Ils ne sont pas rares les édifices et monuments anciens ou plus récents que la connaissance commune inscrit dans la mémoire universelle. Leur image proposée dans les médias ou par le cinéma est immédiatement identifiée. Ils ont une origine et/ou une signification qui peut aller depuis l’antiquité jusqu’à notre période contemporaine.
La statue de la liberté, le temple du Taj Mahal, la Tour Effeil, la Sagrada Famlia, l’Opéra de Sydney ou le stade de football d’Oran (on peut rire affectueusement !), pas la peine de réfléchir plus d’une fraction de seconde pour leur identification par la population mondiale.
Très souvent, pour ce type d’édifice et de ses dépendances l’objectif est d’incarner sa fonction. Pour l’ONU, il était à priori évident que sous cet angle il ne pouvait y avoir d’autres intentions que celle de représenter l’universalité de tous les peuples du monde à travers les Etats.
L’idée instinctive pour y arriver, nous l’aurions deviné bien avant son début, est de demander à plusieurs architectes d’origines différentes de concevoir un tout à partir des composantes significatives du projet. Nous verrons que les idées instinctives ne sont pas les plus efficaces. Ainsi, dix architectes ont été choisis, provenant de la Belgique, des Etats-Unis, de l’Uruguay, de l’Australie, du Royaume-Uni, du Brésil, de la Suède, de la Chine, De la France (en collaboration avec la Suisse, et du Canada.
Si l’Américain, Wallace Harrison avait supervisé l’ensemble (le lieu de l’ONU pouvait le légitimer), ce sont deux architectes parmi les dix qui ont été les plus emblématiques, par leur notoriété. Ils étaient très connus dans le monde et l’Algérie n’a pas été la dernière à adhérer à cette conclusion, le Brésilien Oscar Niemayer et le Français Le Corbusier.
Comme à mon habitude et conformément à la définition d’une chronique, elle n’a pas pour but de présenter un historique mais de prendre un angle de vue particulier pour étayer une analyse critique. Et j’en ai une très personnelle, tranchée et sévère pour l’idée collective de la conception architecturale de l’ONU.
J’avais commencé par dire que dans l’histoire des bâtisseurs des grands monuments ou édifice, la cohérence avec leurs sens était presque toujours voulue.

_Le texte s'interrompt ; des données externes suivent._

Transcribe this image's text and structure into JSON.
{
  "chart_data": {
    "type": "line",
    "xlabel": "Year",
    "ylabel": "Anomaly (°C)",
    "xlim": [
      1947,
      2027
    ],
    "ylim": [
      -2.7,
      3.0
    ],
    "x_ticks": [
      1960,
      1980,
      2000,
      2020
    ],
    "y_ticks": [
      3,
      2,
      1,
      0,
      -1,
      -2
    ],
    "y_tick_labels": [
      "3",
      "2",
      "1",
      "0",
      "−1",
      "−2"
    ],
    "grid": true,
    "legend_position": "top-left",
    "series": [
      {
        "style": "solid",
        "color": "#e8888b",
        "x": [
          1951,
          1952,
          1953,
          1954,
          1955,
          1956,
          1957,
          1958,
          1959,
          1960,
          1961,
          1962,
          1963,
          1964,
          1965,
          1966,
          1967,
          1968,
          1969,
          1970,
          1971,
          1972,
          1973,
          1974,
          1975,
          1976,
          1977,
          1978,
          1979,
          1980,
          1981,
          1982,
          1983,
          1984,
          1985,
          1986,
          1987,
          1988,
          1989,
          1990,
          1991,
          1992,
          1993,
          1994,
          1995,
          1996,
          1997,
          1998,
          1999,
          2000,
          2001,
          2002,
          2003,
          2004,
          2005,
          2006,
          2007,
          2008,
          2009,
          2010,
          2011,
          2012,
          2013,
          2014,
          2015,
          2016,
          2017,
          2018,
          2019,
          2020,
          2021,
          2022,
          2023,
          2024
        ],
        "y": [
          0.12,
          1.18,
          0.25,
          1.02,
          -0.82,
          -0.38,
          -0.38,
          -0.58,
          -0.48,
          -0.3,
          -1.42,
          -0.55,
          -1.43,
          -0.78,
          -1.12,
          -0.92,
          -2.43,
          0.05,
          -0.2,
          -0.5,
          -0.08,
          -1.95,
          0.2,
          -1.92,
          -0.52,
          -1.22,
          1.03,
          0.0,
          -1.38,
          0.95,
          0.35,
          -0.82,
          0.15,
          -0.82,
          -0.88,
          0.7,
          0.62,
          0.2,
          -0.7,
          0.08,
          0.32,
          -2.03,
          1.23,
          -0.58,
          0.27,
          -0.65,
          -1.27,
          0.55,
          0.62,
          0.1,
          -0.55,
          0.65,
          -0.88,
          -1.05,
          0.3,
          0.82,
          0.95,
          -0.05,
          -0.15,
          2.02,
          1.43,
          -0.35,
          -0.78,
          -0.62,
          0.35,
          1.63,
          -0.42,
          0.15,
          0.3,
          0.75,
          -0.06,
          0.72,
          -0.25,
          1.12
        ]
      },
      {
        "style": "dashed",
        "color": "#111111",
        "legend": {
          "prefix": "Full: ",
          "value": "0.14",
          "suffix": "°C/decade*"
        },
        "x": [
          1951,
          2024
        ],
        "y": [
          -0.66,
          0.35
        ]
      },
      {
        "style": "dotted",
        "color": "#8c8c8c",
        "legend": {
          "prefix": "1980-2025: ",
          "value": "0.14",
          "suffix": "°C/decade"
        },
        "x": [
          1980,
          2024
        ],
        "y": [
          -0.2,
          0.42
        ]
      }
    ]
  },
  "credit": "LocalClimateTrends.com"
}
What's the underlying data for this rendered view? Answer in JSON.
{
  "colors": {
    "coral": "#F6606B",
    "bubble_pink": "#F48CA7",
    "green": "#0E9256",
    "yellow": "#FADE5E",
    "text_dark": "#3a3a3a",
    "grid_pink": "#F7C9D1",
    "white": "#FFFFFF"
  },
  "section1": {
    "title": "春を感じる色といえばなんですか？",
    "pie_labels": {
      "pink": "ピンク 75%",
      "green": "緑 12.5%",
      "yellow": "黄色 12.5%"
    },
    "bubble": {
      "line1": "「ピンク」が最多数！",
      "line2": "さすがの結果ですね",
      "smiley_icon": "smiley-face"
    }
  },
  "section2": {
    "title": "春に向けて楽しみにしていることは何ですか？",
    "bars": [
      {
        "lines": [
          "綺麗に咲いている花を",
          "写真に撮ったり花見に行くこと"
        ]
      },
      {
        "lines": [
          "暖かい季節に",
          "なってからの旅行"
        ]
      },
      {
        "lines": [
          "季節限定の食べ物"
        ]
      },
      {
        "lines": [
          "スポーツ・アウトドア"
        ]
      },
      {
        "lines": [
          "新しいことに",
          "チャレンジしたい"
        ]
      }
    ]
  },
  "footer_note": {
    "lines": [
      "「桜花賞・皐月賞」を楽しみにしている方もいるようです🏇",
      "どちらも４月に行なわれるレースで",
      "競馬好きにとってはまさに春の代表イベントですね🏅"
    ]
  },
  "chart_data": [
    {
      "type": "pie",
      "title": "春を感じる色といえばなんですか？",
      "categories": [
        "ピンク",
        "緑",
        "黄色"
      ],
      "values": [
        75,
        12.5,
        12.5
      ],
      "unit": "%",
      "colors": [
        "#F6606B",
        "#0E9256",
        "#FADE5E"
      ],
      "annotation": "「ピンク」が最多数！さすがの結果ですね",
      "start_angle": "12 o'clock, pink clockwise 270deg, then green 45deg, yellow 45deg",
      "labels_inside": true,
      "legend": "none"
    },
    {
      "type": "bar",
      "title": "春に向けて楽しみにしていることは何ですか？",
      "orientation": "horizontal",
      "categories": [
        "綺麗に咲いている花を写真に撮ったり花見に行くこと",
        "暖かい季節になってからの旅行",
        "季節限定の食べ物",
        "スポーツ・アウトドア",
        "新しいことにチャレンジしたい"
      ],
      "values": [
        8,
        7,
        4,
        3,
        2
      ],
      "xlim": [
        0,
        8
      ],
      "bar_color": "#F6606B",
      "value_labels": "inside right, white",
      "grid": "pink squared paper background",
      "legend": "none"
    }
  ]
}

Aussi bien pour les pyramides dont le sommet indique le chemin de l’ascension du Pharaon vers l’éternité du ciel que pour la Tour Effeil pour la glorification de l’acier, source de la très grande évolution industrielle et de transport du 19ème siècle.
Dans le cas du bâtiment de l’ONU, j’ai crainte d’être obligé de conclure que cette volonté d’associer une variété d’architectes pour symboliser l’universalité du projet n’en soit arrivée qu’à un patchwork bien décevant.
Le bâtiment est tout ce qu’il y a de plus banal dans l’architecture moderne de cette époque. Les salles ne sont pas plus différentes des grandes salles de conférences dans le monde. On penserait même à un très grand amphithéâtre d’une université. La seule idée conforme au projet d’égalité et d’universalisme est un dôme qui surplombe une salle circulaire pour le conseil de sécurité afin de mettre les pays sur un même niveau de disposition.
L’idée de la forme circulaire ou de demi circulaire est aussi ancienne que l’architecture des amphithéâtres de la Grèce ancienne. Dans ce dernier cas l’égalité se concevait par la même écoute et vision des spectateurs.
On a voulu symboliser l’universalisme par l’association de plusieurs architectes alors qu’il suffisait de concevoir un lieu cohérent avec la fonction de l’édifice sans tohu-bohu qui a fini par une réalisation banale qui se confond avec la ville de New-York et ses buildings.
Avec la forme rectiligne du bâtiment en son extérieur, les étudiants qualifiaient ce genre de structure de boîte à chaussure posée verticalement. L’immeuble paraissait impressionnant à l’époque mais surtout parce qu’il était censé représenter le vieux rêve de la paix dans le monde qu’avait voulu tenter la SDN (Société des nations) fondée après la première guerre mondiale. C’est donc la solennité du lieu qui prévaut sur le sens de l’architecture.
Pour le siège de l’ONU, l’écrin se devait de représenter cette volonté par son architecture. Qui l’aurait conçu et comment, cela n’aurait eu aucune importance. On avait oublié que c’est le fond et la volonté qui comptent pour l’établissement de la paix et de la sécurité dans le monde. Ce n’est donc pas le contenant qui fait ce fond, l’humanité le sait depuis bien longtemps.
Avec le bâtiment de l’ONU on avait voulu faire le contraire. Un seul architecte recruté par concours pour son projet aurait été certainement plus original et conforme à la fonction du lieu.
Cela aurait été peut-être identique au résultat des dix architectes mais au moins dix fois moins cher pour le coût.